From both sides of the canal you can see the Venetians’ palaces. They are large and a little dilapidated, like Italian magnificence. They are decorated in an unusual way that is not at all like Classical taste. Venetian architecture shows the influence of trade with the Orient.


The silence is profound here, for the streets are canals, and the only interruption to an awful stillness is the sound of the oars. (15-VII)

The gondolas, gliding down the canals, are like coffins or cradles, the first and last resting places of man. (15-VII, 285)

ⅱ)A not soliberal republic

There was an aristocracy who sought popular favor, but sought it in a despotic manner by amusing the people without enlightening them. It was a very agreeable state for people who liked to be amused above all in a country where such tastes are fostered by the climate and fine arts, except in the lowest class of society. The people do not indulge in low and gross pleasures which debase the mind, but in music, painting, elocution, and fêtes, the government taking care of its subjects as a sultan does his seraglio. It commands them without appeal, as a woman who does not mix in politics and does not resist authority, but at this price it permits them many amusements and enough splendor. (15-VIII)

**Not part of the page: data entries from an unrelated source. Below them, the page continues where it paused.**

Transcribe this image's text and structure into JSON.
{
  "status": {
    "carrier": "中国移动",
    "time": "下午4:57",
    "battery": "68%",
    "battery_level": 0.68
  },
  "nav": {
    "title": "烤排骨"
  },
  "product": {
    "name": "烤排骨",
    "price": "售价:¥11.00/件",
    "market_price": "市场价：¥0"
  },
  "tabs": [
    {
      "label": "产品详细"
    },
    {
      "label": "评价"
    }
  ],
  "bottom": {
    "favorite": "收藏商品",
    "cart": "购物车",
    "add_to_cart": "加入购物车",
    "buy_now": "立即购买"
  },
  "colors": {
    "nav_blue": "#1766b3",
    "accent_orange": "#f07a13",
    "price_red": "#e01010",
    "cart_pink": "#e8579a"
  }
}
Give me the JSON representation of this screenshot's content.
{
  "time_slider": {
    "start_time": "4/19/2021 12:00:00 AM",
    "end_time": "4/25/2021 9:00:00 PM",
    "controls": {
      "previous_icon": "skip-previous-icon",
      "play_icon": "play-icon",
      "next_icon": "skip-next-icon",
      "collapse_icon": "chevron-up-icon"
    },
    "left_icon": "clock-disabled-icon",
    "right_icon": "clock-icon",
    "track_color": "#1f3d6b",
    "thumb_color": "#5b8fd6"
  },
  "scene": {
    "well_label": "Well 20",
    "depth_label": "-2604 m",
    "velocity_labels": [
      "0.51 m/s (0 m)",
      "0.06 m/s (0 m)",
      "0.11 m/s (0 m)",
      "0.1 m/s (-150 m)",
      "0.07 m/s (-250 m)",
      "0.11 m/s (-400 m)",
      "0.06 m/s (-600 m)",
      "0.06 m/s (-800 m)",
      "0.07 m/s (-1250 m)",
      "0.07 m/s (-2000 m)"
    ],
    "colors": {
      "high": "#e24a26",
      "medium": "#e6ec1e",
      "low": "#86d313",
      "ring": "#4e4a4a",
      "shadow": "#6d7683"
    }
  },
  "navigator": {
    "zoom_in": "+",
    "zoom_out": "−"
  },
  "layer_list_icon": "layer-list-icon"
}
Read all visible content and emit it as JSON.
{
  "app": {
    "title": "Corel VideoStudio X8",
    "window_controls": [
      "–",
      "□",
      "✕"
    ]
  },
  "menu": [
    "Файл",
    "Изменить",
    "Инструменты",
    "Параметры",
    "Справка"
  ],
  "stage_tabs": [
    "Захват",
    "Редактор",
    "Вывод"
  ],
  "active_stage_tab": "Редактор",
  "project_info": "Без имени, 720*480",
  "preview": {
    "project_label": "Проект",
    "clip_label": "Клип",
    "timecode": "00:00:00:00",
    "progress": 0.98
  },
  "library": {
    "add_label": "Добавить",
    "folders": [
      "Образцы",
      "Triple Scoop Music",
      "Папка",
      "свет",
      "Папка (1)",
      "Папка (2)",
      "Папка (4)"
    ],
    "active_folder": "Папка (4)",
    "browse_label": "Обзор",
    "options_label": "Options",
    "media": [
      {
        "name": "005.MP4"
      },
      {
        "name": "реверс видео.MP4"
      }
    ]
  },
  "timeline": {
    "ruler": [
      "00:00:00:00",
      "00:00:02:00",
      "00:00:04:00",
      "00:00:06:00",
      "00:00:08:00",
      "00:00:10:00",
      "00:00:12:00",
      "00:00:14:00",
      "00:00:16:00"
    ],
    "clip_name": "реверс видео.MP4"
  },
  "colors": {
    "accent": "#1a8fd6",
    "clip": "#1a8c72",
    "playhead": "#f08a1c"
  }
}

This would be a beautiful order if it had arisen from a love of law, but it was caused by a dread of the secret measures used by the government for the peace of the state. Strange to say, the prisons were in the Doge’s palace, under his own rooms. (15-VIII)

…look also at the great qualities that have made the Republic what it is and have inspired so much energy. This aristocratic grandeur, even if concentrated into a few souls, is the fruit of liberty, and these are as earnest for the good of the people as for their own, ever endeavoring to establish in their hearts virtues and rights which ought to belong to all. (15-IX)


The Republic of Venice was a sovereign state and maritime republic in the northeastern part of the Italian peninsula. Lasting from 697 until 1797, it is the longest ever republican period to have existed. After being defeated by the Ottoman Empire, the Republic of Venice was later invaded by Napoleon Bonaparte in 1797 and then split into the Austrian Venetian Province, the Cisalpine Republic, a French client state, and the Ionian French department of Greece. Venice eventually became part of a unified Italy in 1866. The remarkably stable aristocratic institutions of the Serenissima contributed to its political stability over a millennium, with Staël referring to the Senate.